Подпоручик считал кнуты негромко, но явственно и вдруг Кондрату:
— Не рассуждать!
— Считай, ваш бродь, со счету собьешься…
— Не рассуждать! — смелея от вида крови на белом тело, повторил подпоручик.
Кондрат задержал над картузом растянутый руками кнут.
— Ваш бродь, не сбивай. Сечь надо сразу без передыху — человеку легче терпеть. Не сбивай…
Гриша уже не кричал, не стонал — всхрапывал, дергаясь от каждого кнута, но дергался без силы, как куль, который теребят багром.
Подпоручик каменно смотрел узкими глазами. Казаки смотрели — сочувственно, с пониманием, стараясь но вздыхать, а дышать ровно, по артикулу. Кондрат свистнул последний раз, сказал, скручивая кнут и суя его за голенище:
— Обмыть надо…
— Солью я его обмою! — вскрикнул подпоручик, как очнулся.
— Ты, ваш бродь, не сатанись, — глянул в узкие глаза Кондрат, — и откуда ты взялся такой?
Потом посмотрел на след своей работы.
— Пускай полежит… На лавке обмою…
И бережно погладил Гришу по стриженой голове:
— Эх, паря…
Речь политического преступника Петра Заичневского на погосте воспринята была в Усолье по-разному.
Выходка с красной рубахой могла бы, разумеется, пройти безответно — мало ли какие чувства испытывает человек, потерявший друга. Однако господин полицмейстер счел было за благо донести высшему начальству об этой выходке.
Поведение Петра Заичневского оскорбляло полицмейстера, полагавшего не без резона, что должен быть порядок на этом свете и даже вольный обязан почитать начальство, склоняясь пред его волею. А Петр Заичневский жил так, будто никакого начальства вообще не существовало. Дьявольская, непостижимая усмешка постоянно пребывала на его лице — то скользнет с губ в густеющую бороду, то переместится в темные прищуренные глаза, то вдруг прозвенит в обыкновенном почтительном слове: здравствуйте, мол, господин капитан.
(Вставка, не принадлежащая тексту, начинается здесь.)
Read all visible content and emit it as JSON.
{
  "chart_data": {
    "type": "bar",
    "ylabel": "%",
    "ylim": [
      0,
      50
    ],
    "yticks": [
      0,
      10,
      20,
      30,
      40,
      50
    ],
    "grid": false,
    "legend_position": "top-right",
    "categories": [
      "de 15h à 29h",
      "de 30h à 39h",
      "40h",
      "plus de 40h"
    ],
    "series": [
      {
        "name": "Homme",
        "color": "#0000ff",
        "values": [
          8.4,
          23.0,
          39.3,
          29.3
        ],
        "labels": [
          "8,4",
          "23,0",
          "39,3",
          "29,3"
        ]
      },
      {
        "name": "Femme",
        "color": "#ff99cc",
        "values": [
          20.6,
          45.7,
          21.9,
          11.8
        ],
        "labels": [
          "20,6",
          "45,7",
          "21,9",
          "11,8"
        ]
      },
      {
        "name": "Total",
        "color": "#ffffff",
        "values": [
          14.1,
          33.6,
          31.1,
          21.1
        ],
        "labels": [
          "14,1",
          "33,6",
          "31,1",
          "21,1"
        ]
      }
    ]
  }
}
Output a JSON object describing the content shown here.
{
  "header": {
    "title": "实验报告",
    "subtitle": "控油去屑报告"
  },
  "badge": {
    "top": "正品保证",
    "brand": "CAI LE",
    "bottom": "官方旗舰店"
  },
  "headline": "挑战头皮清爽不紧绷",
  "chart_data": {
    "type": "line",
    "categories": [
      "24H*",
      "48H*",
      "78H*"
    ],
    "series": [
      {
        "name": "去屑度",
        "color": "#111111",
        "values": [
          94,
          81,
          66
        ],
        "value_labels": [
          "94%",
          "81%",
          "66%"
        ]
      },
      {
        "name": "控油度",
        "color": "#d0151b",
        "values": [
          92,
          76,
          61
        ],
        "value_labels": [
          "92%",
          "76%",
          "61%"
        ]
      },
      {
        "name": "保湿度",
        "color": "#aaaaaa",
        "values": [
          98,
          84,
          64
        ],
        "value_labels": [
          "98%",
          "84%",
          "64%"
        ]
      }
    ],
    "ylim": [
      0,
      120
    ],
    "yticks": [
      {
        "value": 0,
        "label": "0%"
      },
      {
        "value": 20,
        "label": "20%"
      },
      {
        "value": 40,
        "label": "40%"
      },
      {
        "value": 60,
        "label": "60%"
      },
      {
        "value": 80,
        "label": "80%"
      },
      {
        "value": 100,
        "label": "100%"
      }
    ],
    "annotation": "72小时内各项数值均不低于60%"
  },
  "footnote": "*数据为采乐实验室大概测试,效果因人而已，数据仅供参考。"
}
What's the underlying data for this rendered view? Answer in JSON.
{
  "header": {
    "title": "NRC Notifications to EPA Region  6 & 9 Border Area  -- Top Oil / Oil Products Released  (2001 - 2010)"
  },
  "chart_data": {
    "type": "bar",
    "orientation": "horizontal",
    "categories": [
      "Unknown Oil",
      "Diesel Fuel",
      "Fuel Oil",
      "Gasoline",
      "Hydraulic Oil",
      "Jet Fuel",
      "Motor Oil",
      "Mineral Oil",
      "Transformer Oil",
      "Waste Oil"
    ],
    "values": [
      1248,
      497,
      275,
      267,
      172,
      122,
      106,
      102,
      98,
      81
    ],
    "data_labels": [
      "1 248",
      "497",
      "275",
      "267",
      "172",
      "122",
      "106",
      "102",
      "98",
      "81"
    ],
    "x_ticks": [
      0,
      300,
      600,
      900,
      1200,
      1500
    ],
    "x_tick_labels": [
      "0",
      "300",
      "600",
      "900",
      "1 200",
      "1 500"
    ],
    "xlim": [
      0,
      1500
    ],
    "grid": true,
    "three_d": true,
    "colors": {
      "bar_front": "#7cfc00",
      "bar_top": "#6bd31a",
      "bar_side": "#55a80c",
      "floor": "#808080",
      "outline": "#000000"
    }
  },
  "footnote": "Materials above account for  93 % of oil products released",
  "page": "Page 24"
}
Соловаров написал об этой выходке, но послать в Иркутск — не послал. Сказать, что на похоронах умершего чахоткой каторжника появился красный флаг — значило навлечь вопрошение: как допустили? Сказать же, что вместо флага имела место алая сатиновая косоворотка, было и вовсе нелепо.
Полицмейстер вызвал к себе означенного преступника:
— Выходка ваша была неуместна, Заичневский. Вы учинили на святом месте недостойное действие. Кощунственное. Балаган. Вы ведь были друг покойного. А скорби в поведении вашем не видели. Для вас самое смерть — всего лишь повод для крамольных речей. Кто же eго замучил? Он простудился, свершив дело богоугодное, и я доложил начальству о поступке его. Человек в божьем промысле не волен.
— Однако он погиб в каторге, — сказал Заичневский.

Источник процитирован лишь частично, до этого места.